From the foundation of the State in 1922, the Irish economy has been no stranger to crisis. Since the 1950s, the most severe of these have occurred in roughly 25-year intervals. The current crisis has brought about the sharpest downturn, at least in employment terms, that the economy has ever experienced. As the duration remains uncertain, it cannot be definitively classed as severe as the crises of the 1950s, 1980s and 2010s.

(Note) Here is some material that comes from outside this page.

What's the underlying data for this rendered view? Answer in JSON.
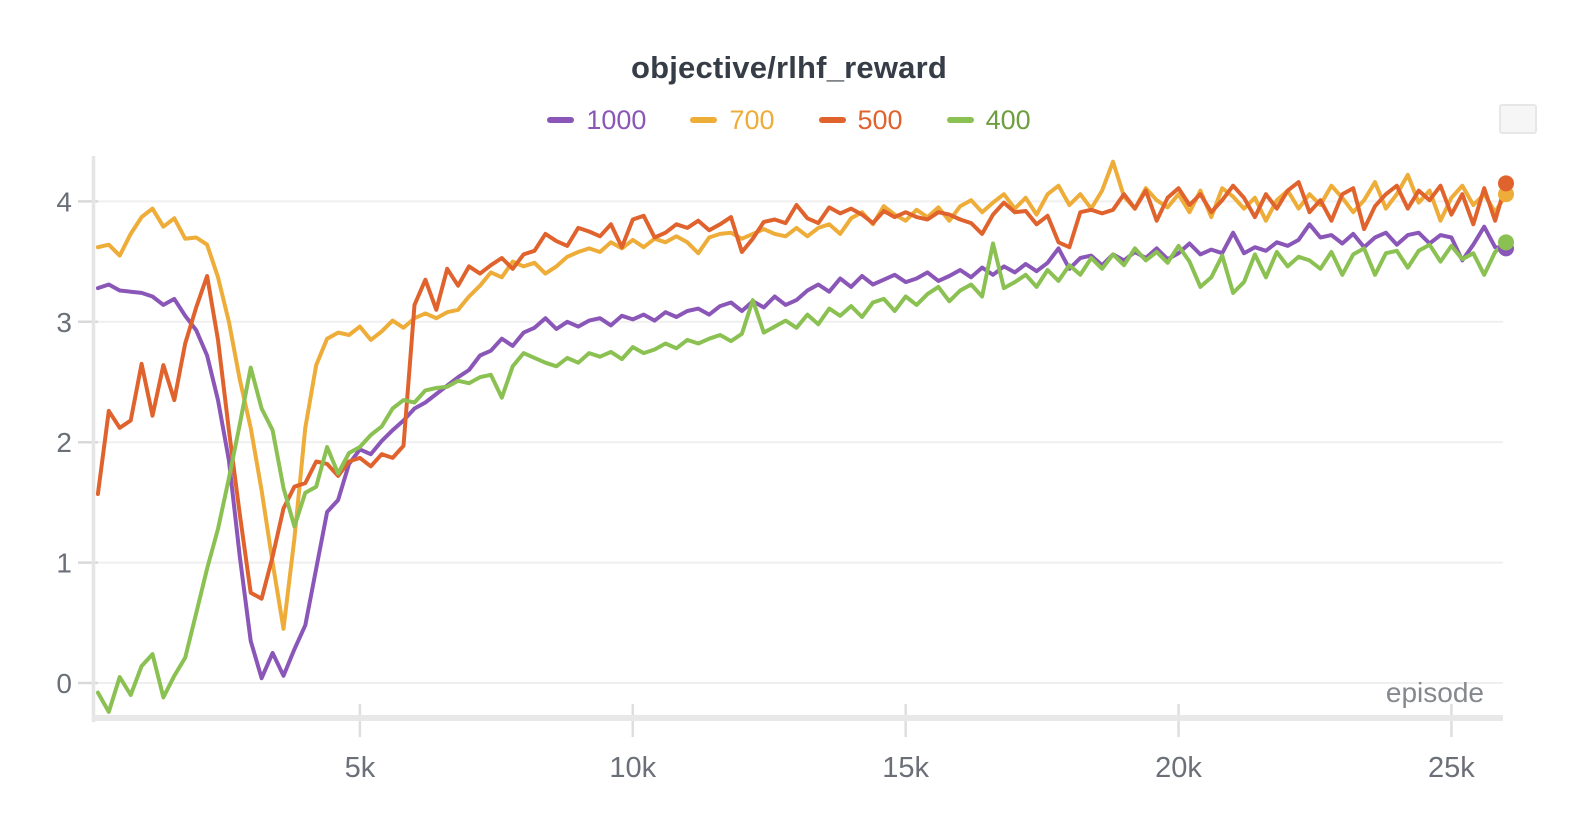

There is one crucial aspect that may help in preventing it from becoming so – the Government’s fiscal response. Typically in Ireland, negative economic shocks have been made even worse by the need to restore order to the public finances. Crises have been exacerbated by governments introducing tax increases and expenditure cuts which have further depressed economic activity and household incomes.
The Government’s fiscal interventions during the COVID19 crisis may be the first time there has been an appropriate fiscal response to a negative shock since the first oil crisis of 1973/74. Government spending has increased to protect jobs and household income, to maintain economic activity, and to avert widespread financial distress. The cost has been significant: more than €20bn and counting in 2020 alone – with similar expected next year.
At this year’s annual Jack FitzPatrick Lecture, leading economist Seamus Coffey will examine how past crises have influenced the Government’s response to COVID19, how sustainable the Government’s current approach is, which sectors will help the Irish economy bounce back in 2021, and the role that employee ownership can play in that recovery.